Drugs baron John Gilligan has claimed he has nothing to hide after walking free from jail.
The one-time chief suspect in the murder of journalist Veronica Guerin was released from Ireland's high-security Portlaoise prison this morning after spending 17 years behind bars.
The notorious crime lord had claimed he would not speak to the media, even if all the newspapers and broadcasters paid him a million euros each.
But within minutes of arriving at his brother's Dublin home he spoke out to deny any involvement in the crime reporter's murder in 1996, a vicious assault on her months earlier or threatening to rape her son.
"I'm after being on trial and they proved nothing," he told reporters.
"I'm after being decent enough and respectful enough, I didn't duck or dive.
"I could have come out of prison and hid.
"I won't be hiding from nobody, right?

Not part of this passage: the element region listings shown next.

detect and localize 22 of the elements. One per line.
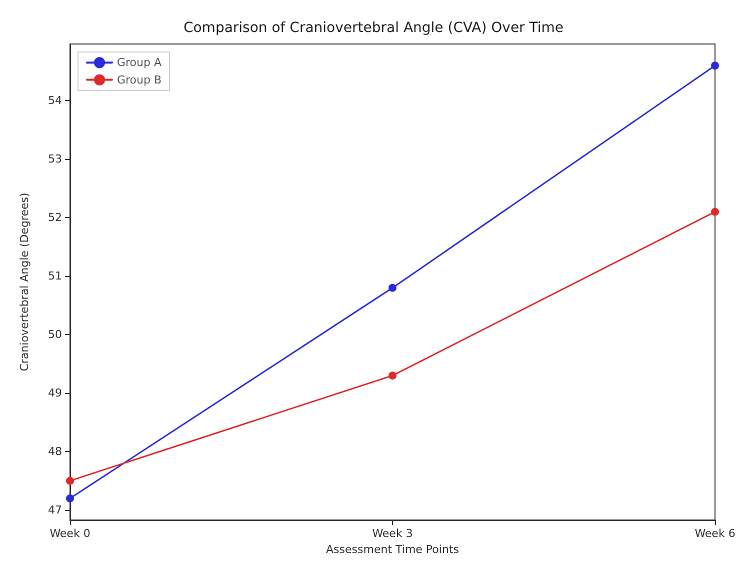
chart-title: Comparison of Craniovertebral Angle (CVA) Over Time — [183, 20, 564, 36]
y-axis-title: Craniovertebral Angle (Degrees) — [18, 192, 31, 372]
point — [711, 208, 719, 216]
x-tick-label: Week 3 — [372, 527, 413, 540]
point — [711, 62, 719, 70]
x-axis-title: Assessment Time Points — [326, 543, 460, 556]
x-tick-label: Week 0 — [50, 527, 90, 540]
y-tick-label: 47 — [48, 504, 62, 517]
point — [388, 284, 396, 292]
y-tick-label: 51 — [48, 270, 62, 283]
legend-label: Group B — [117, 73, 162, 86]
y-tick-label: 54 — [48, 94, 62, 108]
point — [66, 476, 74, 485]
legend-label: Group A — [117, 56, 162, 70]
x-tick-label: Week 6 — [694, 527, 736, 540]
y-tick-label: 52 — [48, 211, 62, 224]
y-tick-label: 53 — [48, 152, 62, 166]
y-tick-label: 50 — [48, 328, 62, 342]
y-tick-label: 49 — [48, 386, 62, 400]
point — [388, 372, 396, 380]
point — [66, 494, 74, 502]
y-tick-label: 48 — [48, 445, 62, 458]
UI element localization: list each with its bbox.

I've no problem with anybody."
Dressed in a light grey shirt and black trousers, Gilligan had held his head high as he emerged through the gates of the prison.
Carrying a black suit jacket, paper bags and newly-pressed shirt wrapped in a dry cleaning bag, the 61-year-old walked the short distance to a waiting car where two men - including his brother Thomas - waited for him.
Armed officers patrolled the rooftop above the prison entrance, barely visible through fog, while a small group of locals watched nearby, eager to catch a glimpse of one of Ireland's most infamous prisoners.
The crime boss chatted on a mobile phone and smiled at photographers from the back passenger seat as the Ford Mondeo sped off and took him to Clondalkin in west Dublin.
Caught in legal battles with the State, Gilligan lost his latest court case yesterday which challenged the courts' legality to sentence him to consecutive jail terms for offences committed in prison.
He also lodged a fresh action in the High Court over the legality of the sale of his prized Jessbrook estate in Co Kildare, which was put on the market by the Criminal Assets Bureau (Cab) a month ago after yet another lengthy legal wrangle.
It is believed the action is intended to act as a deterrent to potential buyers.
Gilligan has been in jail since October 1996 when he was caught by UK Customs officers with IR£296,000 hidden in a suitcase as he boarded a plane for Amsterdam in London's Heathrow Airport.
The Ballyfermot man maintains he was only targeted by police after the murder of mother-of-one Ms Guerin, who was one of Ireland's leading crime reporters when she was killed.
The journalist embarked on a crusade in the Sunday Independent to expose the ruthless dealings of drugs barons in Ireland in the mid-1990s.
But her high-profile war against gangsters ended when a gunman on a motorbike shot her dead as she waited at traffic lights in Naas Road, Dublin, on June 26 1996.
The criminal investigation that followed was one of the largest in the history of the state and led to more than 150 arrests and the setting-up of the Cab.
Gilligan, a career criminal who was first convicted at the age of 15, was the chief suspect.
He was accused of ordering the murder when charges were brought against him for a vicious assault on Ms Guerin as she tried to quiz him over where his gang got the cash for designer clothes, expensive cars and exotic foreign holidays.
He was detained in the UK four months after the killing and eventually extradited to Ireland in February 2000.
Gilligan was later acquitted of Ms Guerin's murder and firearms charges, but convicted of possession of an estimated 20,000kg (44,093lb) of cannabis resin for sale and supply over two years.
He was handed a record 28 years behind bars, which was later reduced on appeal to 20 years and backdated to 1996.
Gilligan would have been due for release two years ago with remission but in 2006 he was handed another two-year sentence for assaulting a prison officer, to start on the date of the expiry of the drug sentence.
He has also been twice convicted for having a mobile phone in prison.
Gang member Brian Meehan is the only man still behind bars after being jailed for life over the killing. Another associate, Paul Ward, had his murder conviction overturned on appeal.
The man named during one court case as having pulled the trigger in the Guerin murder, Patrick "Dutchy" Holland, died in June 2009.
Elsewhere, Gilligan used the legal protection of a High Court case in Dublin in 2008 to name wanted fraudster John Traynor, known in gangland circles as The Coach, as the man who ordered the hit.
Meanwhile, his former home, the Olympic-sized Jessbrook Equestrian Centre, in Mucklon, near Enfield, remains on the market, having been empty since July 1996 when it was seized by gardai.
Once valued at five million euro (£4.2 million), it is for sale for just 500,000 euro (£420,000).
The sprawling estate is just shy of 50 acres, and includes a 3,500-seat equestrian arena with a VIP section and commentary booths which has since become a shell for rat poison and bird droppings.
It is not known if Gilligan's long-term plans involving returning to a home attached to land around the equestrian centre, where his estranged wife Geraldine still lives, or fleeing to Alicante in Spain where daughter Tracey runs the family-owned Judges' Chamber bar.